Okay, this is huge: a federal judge has ordered the government to release videos of Guantanamo force-feedings. Expect the footage to be sickening to watch.

Barry Eisler.


Barry Eisler.

Why is this so important? Because, as the saying goes, if the slaughterhouses of the world were made of glass, we'd all be vegetarians. And the only thing that enables most people to shrug at America's descent into torture and other abusive and illegal practices is the fact that they don't have to see—and therefore acknowledge—what's actually happening.

If it's true a picture's worth a thousand words, video is even more so. Imagine if there had been no Abu Ghraib photographs. There barely would have been a story, let alone an outcry, let alone reforms. This is why the CIA destroyed its interrogation videos. It's why the government works so hard to obscure what it's doing in our name—not just through secrecy, but with Orwellianisms like "enhanced interrogation techniques" (we borrowed that one from the Gestapo).

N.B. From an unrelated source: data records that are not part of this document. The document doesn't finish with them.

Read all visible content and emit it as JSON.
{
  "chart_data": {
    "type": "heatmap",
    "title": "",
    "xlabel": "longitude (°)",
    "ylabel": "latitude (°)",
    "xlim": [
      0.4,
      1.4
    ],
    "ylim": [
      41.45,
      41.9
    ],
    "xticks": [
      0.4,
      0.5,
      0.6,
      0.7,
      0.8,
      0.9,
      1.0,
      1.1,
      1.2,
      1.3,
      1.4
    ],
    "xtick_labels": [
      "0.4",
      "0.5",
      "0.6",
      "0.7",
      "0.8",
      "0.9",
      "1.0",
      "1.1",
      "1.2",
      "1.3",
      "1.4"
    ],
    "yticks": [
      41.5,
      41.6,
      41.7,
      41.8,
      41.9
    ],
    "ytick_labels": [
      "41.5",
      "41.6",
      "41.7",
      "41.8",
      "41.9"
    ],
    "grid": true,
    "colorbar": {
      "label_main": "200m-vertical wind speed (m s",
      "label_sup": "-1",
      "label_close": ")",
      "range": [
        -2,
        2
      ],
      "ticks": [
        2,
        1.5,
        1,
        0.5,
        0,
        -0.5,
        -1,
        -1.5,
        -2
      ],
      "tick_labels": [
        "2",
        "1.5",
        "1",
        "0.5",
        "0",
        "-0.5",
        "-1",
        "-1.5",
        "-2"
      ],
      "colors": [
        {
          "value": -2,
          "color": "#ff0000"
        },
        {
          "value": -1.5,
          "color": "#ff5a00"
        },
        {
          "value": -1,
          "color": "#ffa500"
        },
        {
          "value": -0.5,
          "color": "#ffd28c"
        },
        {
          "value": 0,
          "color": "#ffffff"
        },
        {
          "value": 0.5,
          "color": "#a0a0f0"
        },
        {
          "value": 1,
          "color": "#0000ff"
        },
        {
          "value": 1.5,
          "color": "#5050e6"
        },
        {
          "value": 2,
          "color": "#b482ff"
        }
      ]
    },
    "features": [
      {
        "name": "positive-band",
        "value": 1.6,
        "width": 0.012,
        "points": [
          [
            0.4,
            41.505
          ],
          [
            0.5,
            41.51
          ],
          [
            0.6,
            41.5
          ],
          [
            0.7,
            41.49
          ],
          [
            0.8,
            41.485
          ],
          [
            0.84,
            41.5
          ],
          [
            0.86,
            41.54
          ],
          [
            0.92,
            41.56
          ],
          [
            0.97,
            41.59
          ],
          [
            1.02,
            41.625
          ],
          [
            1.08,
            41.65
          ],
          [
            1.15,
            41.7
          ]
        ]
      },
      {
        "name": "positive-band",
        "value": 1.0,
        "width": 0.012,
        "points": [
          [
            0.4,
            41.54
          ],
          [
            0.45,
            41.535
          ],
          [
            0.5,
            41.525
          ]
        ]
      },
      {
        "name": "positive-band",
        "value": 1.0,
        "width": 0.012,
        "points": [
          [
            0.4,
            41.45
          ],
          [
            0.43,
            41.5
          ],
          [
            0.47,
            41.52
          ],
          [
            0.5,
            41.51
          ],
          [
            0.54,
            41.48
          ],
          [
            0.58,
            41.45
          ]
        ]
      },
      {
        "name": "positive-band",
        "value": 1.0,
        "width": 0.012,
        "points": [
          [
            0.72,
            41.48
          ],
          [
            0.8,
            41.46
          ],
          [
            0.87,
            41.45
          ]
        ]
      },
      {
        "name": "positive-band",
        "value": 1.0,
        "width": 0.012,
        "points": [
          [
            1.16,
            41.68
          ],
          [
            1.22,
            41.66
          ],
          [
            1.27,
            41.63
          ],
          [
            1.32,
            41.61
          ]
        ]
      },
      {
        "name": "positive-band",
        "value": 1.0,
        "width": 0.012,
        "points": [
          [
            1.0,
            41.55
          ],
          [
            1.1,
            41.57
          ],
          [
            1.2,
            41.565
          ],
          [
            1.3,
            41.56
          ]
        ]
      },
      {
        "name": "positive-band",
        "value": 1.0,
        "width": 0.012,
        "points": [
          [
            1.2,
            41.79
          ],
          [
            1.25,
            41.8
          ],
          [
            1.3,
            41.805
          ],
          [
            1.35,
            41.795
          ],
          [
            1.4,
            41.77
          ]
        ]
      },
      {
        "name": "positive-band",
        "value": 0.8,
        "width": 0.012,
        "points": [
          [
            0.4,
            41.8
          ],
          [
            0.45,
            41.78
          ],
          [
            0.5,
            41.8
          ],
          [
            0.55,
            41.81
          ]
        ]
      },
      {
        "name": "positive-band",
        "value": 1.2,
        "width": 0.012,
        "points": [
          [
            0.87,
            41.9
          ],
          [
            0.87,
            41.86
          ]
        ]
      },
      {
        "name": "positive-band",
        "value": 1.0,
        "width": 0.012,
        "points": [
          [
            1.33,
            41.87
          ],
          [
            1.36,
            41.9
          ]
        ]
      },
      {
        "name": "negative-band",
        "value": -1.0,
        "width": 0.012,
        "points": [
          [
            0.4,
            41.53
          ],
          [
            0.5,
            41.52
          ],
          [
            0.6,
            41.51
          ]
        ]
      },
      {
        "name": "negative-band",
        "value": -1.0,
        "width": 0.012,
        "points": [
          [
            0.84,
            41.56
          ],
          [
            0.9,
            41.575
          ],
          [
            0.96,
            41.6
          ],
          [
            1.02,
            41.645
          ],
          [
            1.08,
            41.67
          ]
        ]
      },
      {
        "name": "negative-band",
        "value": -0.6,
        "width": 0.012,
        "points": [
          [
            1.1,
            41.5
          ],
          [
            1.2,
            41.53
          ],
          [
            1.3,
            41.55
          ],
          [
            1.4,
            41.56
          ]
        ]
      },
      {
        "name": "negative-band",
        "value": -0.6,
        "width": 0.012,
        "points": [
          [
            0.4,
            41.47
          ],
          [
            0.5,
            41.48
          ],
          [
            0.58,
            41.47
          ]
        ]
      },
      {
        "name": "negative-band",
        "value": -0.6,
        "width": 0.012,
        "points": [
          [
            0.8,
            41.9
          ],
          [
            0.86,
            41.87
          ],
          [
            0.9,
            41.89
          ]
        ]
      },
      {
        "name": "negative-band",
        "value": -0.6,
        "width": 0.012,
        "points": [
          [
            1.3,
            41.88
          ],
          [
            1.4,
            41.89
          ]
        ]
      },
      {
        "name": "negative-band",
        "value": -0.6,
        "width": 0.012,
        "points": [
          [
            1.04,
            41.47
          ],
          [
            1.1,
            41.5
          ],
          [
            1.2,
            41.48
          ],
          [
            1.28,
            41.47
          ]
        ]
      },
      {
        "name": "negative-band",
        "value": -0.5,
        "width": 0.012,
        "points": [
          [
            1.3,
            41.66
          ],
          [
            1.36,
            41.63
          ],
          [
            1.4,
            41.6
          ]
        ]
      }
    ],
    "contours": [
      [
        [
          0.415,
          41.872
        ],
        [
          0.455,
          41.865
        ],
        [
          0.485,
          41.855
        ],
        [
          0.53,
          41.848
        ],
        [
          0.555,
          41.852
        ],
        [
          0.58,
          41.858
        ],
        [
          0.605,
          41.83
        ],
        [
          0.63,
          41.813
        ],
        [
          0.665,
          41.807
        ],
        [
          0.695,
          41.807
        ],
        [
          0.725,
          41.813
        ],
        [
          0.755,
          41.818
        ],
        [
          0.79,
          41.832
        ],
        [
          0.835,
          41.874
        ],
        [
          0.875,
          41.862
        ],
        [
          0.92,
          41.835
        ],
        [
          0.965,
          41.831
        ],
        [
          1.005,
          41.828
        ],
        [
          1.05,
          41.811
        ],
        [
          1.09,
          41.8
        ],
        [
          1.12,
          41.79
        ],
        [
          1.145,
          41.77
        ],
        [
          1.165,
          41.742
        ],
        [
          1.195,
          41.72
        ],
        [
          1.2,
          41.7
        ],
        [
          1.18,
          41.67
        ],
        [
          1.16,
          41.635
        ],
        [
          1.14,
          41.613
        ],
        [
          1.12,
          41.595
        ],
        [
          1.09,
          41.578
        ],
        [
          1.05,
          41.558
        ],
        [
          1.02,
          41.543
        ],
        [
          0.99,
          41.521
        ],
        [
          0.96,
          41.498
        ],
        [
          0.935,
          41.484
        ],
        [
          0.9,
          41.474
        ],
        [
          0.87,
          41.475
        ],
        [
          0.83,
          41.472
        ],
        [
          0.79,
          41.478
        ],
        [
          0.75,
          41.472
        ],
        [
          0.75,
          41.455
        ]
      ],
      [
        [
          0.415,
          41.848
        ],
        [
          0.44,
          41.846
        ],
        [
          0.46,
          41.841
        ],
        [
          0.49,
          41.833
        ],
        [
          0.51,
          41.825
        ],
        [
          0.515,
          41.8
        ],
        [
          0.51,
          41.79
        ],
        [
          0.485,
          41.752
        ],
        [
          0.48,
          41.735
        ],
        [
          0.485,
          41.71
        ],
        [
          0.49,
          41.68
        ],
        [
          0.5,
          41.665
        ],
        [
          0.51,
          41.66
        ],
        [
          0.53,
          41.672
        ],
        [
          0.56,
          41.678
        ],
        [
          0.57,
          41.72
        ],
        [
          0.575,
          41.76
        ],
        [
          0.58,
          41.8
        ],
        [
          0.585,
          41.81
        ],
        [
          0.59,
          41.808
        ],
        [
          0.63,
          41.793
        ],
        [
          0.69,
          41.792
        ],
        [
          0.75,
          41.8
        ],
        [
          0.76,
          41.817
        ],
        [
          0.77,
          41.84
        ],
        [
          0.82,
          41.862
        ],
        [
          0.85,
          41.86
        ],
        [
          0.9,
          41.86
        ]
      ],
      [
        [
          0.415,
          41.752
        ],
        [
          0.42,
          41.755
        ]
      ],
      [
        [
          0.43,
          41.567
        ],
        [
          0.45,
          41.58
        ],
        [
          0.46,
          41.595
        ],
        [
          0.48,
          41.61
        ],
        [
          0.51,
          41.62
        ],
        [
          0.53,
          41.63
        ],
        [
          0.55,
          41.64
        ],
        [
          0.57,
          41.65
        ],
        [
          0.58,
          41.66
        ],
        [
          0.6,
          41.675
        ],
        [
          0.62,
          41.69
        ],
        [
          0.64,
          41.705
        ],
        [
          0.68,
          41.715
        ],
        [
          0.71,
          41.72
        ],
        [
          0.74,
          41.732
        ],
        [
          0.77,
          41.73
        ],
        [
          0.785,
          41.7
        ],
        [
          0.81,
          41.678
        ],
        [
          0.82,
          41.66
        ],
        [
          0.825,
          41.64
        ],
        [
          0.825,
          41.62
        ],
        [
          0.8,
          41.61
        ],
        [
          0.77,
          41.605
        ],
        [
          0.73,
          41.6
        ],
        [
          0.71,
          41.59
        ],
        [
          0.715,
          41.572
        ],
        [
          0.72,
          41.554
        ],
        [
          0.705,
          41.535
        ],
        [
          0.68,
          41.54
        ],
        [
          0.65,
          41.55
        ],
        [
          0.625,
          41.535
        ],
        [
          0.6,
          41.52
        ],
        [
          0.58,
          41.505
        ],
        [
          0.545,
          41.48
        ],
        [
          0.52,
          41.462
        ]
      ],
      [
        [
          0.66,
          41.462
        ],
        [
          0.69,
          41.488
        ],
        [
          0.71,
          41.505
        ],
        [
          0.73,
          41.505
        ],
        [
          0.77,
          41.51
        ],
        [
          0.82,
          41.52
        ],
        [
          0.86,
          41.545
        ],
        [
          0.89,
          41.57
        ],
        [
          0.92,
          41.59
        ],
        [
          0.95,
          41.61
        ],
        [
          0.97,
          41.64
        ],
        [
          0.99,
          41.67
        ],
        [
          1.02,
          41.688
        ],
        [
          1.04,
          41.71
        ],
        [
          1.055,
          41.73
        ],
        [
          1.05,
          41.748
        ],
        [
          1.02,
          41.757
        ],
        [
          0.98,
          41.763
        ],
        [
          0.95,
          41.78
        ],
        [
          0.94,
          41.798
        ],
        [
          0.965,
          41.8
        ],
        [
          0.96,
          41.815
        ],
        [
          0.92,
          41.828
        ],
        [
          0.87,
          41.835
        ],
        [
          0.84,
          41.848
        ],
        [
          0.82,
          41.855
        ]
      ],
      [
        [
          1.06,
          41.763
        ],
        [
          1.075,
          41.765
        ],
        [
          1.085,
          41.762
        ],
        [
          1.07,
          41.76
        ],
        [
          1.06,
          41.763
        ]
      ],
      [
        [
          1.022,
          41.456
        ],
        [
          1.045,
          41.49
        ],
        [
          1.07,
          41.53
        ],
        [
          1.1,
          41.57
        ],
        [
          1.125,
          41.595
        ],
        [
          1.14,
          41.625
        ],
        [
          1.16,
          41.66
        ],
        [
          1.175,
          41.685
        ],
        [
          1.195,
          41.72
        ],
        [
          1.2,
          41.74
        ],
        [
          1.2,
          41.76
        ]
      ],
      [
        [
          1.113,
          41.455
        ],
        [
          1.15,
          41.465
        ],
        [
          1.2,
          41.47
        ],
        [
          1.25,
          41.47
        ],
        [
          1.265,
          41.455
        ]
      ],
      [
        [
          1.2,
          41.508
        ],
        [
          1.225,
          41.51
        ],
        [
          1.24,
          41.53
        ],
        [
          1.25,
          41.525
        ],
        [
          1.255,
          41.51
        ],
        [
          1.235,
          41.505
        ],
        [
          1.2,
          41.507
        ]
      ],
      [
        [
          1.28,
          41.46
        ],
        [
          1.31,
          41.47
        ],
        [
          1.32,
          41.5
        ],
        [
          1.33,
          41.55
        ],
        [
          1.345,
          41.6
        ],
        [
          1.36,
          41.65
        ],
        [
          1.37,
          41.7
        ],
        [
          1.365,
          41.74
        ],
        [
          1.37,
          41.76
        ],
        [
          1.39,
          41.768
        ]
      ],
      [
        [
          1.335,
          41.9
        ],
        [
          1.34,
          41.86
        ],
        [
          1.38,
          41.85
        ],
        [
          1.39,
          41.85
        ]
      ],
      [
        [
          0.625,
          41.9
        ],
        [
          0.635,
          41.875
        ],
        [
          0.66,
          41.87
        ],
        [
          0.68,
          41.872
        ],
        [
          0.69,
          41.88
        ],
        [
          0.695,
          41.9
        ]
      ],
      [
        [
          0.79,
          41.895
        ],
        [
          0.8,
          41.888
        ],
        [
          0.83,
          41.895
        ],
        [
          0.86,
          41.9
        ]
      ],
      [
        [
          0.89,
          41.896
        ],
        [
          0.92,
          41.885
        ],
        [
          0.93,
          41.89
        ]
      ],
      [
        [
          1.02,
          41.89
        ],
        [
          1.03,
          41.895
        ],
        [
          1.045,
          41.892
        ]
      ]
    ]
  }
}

They've even tried to paint the mass Guantanamo hunger strikes as "long-term non-religious fasts." If that doesn't set off your bullshit detector, it might be time to check to see if it's working at all.

It might not be a bad idea to ask whether a policy we can only be comfortable with by keeping it secret and obscuring it with strained euphemisms is such a great idea. Now that we'll be able to actually see what one such policy looks like, let's hope we'll be able to make some progress toward rediscovering our commitment to law, to morality, and to our own national security.